In medieval times, peasants presented crepes to their feudal lords as a demonstration of loyalty. In the Breton town of Quimper they actually have a museum celebrating the history of crepes
It is only in the 20th century that the crepe, as we know it, found a lot more interest with the development of white flour (La farine de froment).
The crepe was brought to America in the 1930s by French Chef Henri Charpentier. He claimed to have been the one to create and serve the original “crepes Suzette” to the future King Edward VII in Monte Carlo. While this point has been disputed, there is no denying that this classic dish and its delicious orange sauce soon became the staple feature of haute cuisine in America.

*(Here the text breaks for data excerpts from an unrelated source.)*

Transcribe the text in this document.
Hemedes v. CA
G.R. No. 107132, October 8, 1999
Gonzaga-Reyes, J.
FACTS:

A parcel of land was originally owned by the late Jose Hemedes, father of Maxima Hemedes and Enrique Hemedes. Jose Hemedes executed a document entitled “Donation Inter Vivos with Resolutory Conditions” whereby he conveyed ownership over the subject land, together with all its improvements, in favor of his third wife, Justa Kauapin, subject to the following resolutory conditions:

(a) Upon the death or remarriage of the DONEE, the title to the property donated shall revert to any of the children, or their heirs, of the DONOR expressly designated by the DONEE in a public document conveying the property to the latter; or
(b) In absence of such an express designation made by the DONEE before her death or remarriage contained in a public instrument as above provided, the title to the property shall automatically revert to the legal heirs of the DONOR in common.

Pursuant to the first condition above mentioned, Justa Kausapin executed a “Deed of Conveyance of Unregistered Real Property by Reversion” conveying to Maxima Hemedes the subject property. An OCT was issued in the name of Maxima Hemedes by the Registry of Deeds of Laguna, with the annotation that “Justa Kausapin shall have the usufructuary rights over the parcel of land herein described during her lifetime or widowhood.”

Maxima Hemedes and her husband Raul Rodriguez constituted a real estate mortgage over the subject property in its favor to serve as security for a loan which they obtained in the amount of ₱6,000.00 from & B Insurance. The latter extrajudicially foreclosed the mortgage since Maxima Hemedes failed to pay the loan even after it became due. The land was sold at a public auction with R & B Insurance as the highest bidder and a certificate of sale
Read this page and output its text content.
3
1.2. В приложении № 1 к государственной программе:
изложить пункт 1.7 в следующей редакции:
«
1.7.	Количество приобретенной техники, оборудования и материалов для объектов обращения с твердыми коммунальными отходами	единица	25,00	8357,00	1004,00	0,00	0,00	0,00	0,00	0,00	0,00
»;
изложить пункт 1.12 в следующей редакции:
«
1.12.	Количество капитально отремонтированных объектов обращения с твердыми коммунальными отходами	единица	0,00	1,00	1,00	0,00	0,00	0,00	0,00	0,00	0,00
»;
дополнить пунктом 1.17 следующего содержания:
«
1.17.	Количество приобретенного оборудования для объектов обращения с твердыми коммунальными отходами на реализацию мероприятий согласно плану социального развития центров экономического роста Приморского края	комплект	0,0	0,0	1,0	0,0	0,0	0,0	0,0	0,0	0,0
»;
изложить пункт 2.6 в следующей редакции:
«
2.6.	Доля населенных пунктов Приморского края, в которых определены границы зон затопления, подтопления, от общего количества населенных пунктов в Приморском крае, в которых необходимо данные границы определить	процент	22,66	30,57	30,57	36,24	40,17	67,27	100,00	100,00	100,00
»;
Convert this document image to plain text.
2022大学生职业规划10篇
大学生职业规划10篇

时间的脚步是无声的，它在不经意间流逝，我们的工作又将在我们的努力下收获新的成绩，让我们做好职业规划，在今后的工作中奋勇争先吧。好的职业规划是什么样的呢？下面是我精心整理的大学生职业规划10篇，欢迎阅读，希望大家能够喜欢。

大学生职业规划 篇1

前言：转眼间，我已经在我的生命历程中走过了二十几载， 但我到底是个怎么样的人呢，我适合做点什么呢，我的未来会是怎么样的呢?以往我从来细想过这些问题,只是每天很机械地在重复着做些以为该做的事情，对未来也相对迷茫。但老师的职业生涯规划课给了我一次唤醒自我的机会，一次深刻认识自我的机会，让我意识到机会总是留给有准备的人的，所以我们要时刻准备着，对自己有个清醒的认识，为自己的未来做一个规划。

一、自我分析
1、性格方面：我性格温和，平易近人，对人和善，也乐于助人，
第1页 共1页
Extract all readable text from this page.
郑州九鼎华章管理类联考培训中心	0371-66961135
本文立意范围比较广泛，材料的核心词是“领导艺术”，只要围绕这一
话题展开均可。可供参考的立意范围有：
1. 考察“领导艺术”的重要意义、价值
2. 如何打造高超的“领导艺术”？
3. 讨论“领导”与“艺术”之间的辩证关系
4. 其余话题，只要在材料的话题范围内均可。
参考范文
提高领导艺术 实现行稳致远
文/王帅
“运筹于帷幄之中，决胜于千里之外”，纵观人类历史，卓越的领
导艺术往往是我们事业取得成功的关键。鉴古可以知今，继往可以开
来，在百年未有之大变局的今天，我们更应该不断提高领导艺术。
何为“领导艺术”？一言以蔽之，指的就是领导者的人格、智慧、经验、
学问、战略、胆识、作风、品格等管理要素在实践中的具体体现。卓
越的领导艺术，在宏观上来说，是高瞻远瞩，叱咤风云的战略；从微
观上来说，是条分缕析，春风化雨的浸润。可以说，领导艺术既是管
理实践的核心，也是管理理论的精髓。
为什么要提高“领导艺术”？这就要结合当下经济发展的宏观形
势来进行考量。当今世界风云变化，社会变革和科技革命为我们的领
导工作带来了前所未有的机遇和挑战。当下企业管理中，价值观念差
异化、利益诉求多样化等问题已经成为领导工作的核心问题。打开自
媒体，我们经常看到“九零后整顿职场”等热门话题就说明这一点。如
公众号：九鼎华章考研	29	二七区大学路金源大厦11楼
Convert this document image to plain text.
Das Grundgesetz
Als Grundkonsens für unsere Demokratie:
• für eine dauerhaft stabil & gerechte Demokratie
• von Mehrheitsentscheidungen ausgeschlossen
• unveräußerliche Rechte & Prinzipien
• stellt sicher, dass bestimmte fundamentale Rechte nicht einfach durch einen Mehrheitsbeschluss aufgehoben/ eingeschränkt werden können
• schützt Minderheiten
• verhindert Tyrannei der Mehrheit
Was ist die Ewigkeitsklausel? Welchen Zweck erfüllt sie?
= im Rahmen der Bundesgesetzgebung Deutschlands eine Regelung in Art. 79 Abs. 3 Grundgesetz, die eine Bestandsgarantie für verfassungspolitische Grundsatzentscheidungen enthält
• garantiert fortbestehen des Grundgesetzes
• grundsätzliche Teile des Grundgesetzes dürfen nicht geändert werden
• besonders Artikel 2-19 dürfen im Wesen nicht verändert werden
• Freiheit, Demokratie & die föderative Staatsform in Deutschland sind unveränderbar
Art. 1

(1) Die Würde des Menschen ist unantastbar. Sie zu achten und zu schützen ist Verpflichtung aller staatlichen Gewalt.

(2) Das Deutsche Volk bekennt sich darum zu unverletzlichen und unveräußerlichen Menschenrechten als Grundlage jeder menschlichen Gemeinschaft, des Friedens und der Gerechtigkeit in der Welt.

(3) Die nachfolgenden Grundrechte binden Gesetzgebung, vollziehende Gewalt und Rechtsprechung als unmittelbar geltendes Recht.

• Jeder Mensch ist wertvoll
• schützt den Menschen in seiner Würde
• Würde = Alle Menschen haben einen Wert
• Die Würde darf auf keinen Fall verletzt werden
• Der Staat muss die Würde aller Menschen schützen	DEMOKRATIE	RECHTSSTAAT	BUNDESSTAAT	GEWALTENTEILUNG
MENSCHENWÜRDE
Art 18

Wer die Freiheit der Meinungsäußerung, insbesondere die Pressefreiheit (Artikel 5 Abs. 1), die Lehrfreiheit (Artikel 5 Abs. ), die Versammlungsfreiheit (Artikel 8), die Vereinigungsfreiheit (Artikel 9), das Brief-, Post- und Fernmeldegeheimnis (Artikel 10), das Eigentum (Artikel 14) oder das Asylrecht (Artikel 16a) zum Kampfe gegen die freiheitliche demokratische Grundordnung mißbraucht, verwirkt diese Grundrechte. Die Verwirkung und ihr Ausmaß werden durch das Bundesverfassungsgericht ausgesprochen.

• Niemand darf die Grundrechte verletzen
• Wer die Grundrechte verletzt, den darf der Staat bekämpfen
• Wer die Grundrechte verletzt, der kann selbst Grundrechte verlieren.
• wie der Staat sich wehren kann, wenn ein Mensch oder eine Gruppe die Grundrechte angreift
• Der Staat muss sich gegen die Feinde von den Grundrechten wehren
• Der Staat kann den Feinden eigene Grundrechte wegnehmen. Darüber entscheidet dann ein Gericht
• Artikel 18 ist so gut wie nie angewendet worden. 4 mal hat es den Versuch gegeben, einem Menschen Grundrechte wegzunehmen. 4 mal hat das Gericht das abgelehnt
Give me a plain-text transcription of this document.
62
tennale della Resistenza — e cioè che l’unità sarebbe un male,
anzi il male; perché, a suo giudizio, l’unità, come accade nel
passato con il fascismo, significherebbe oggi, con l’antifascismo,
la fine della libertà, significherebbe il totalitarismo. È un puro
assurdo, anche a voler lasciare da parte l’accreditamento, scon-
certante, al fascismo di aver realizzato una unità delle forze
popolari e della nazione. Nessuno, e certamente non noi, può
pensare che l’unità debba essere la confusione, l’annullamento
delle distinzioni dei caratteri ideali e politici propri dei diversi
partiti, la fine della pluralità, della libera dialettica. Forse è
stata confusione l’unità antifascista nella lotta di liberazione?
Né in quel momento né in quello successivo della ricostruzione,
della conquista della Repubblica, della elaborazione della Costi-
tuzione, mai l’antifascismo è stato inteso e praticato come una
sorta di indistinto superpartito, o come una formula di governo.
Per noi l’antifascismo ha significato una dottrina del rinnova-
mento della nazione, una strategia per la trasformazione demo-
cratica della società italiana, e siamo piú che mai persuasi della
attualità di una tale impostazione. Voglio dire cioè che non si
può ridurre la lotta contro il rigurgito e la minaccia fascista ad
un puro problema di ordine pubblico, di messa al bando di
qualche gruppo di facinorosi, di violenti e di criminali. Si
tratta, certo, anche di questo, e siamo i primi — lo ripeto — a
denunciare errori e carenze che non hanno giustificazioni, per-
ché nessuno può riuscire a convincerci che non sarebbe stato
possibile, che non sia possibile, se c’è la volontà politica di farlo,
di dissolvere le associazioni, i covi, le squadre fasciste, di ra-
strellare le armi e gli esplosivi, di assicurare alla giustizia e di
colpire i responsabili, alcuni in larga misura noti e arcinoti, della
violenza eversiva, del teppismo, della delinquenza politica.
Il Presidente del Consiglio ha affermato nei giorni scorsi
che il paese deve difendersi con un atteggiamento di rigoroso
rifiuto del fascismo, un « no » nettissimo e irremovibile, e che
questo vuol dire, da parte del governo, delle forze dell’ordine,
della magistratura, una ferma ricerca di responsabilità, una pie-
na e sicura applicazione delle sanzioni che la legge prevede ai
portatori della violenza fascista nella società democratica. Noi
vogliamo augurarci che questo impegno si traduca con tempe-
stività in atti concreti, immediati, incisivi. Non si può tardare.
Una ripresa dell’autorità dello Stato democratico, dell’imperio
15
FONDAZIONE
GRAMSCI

Crepe’s Legend & Superstition:
Crepes are not just an easy, cheap and delicious food. Crepes have a cultural significance and a dedicated day on the French calendar. French people Celebrate the national crepe day on the 2nd of February. It is called “La chandeleur”.
Historically known as the Virgin Mary’s Blessing Day, in France is now known as le jour de la crepe (the day of crepe), and it has become a familial day of gathering, more than a religious celebration. La Chandeleur (the return of the light), the date commemorates the winter’s decline and the coming light of the spring. Families gather and celebrate this moment with a meal of crepes (savoury and or sweet).
According to legend, and my mother is a big believer of that. As a kid and even nowadays, you must hold a coin in your writing hand and a frying pan in your other, flip a crepe and it lands flat back on the pan, you will be prosperous all year.